The Full Federal Court has unanimously dismissed the taxpayer’s application for leave to appeal from the decision in Hua Wang Bank Berhad & Ors v FCT (No 2) [2012] FCA 938. The taxpayer sought to leave to appeal from that part of the decision in which the Court at first instance refused to set aside portions of a notice to produce in respect of activities the taxpayer carried out in Samoa which the taxpayer claimed would require its employees to breach the criminal law of Samoa and, in particular, the secrecy provisions of the International Banking Act 2005 (Samoa).
However, in dismissing the taxpayer’s application, the Full Court found that the Court at first instance had exercised the appropriate “caution” required in a matter involving an intrusion upon the sovereignty of a foreign state and that, contrary to the taxpayer’s claim, it was not a case where the Court at first instance should have exercised its discretion to set aside those parts of the notice to produce on the basis of “exceptional circumstances”. In short, the Full Court held that the manner in which the Court at first instance exercised its discretion was one which was reasonably open to it, was not attended with any real doubt and that the refusal to grant leave to appeal would not result in any substantial injustice.
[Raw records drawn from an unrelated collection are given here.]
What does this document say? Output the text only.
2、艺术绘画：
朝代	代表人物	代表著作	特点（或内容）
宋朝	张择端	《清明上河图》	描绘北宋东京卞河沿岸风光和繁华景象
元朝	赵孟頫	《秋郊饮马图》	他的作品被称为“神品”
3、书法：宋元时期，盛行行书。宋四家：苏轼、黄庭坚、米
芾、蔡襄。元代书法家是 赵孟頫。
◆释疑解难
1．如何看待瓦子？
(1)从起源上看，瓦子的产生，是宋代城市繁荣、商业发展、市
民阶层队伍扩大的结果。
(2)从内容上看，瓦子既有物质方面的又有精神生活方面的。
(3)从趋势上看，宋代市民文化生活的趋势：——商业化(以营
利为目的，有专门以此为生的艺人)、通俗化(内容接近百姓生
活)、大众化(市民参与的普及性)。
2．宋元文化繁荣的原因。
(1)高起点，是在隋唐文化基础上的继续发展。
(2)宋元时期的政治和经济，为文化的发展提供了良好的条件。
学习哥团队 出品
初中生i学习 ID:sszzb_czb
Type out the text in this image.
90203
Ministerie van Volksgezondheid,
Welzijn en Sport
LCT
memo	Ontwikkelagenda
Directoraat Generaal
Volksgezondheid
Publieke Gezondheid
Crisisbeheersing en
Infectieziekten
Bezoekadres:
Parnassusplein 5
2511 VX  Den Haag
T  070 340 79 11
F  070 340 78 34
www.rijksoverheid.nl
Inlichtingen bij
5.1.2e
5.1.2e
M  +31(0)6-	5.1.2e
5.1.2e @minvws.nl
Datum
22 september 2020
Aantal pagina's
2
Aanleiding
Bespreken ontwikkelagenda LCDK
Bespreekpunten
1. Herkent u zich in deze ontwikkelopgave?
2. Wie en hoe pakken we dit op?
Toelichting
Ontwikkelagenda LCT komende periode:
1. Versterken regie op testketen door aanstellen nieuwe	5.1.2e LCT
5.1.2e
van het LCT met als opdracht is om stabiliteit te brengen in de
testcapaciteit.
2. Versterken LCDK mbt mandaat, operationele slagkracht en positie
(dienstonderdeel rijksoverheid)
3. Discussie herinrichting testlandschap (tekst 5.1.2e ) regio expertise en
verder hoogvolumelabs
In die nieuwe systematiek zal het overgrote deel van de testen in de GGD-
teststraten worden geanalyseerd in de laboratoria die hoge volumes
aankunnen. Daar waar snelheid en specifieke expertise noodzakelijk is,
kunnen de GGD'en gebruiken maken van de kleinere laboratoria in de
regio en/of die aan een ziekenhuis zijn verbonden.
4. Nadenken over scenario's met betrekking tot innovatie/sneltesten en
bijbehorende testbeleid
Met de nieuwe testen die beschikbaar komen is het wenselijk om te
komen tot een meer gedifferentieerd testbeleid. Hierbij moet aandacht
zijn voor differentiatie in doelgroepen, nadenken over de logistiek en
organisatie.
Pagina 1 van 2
Finally, the Full Court dismissed the application of the Independent State of Samoa to be made a party to the proceedings on the grounds that it had no direct legal interest in the substantive taxation appeal or in the related taxation recovery proceeding. In relation to the claim that it had an interest in the enforcement of its laws, which included the International Banking Act 2005 (Samoa), the Full Court noted that that Act did not form part of the law of Australia and that such a factual matter should have been argued at first instance.
(Hua Wang Bank Berhad v FCT [2013] FCAFC 28, Full Federal Court, Logan, Jagot and Robertson JJ, 13 March 2013.)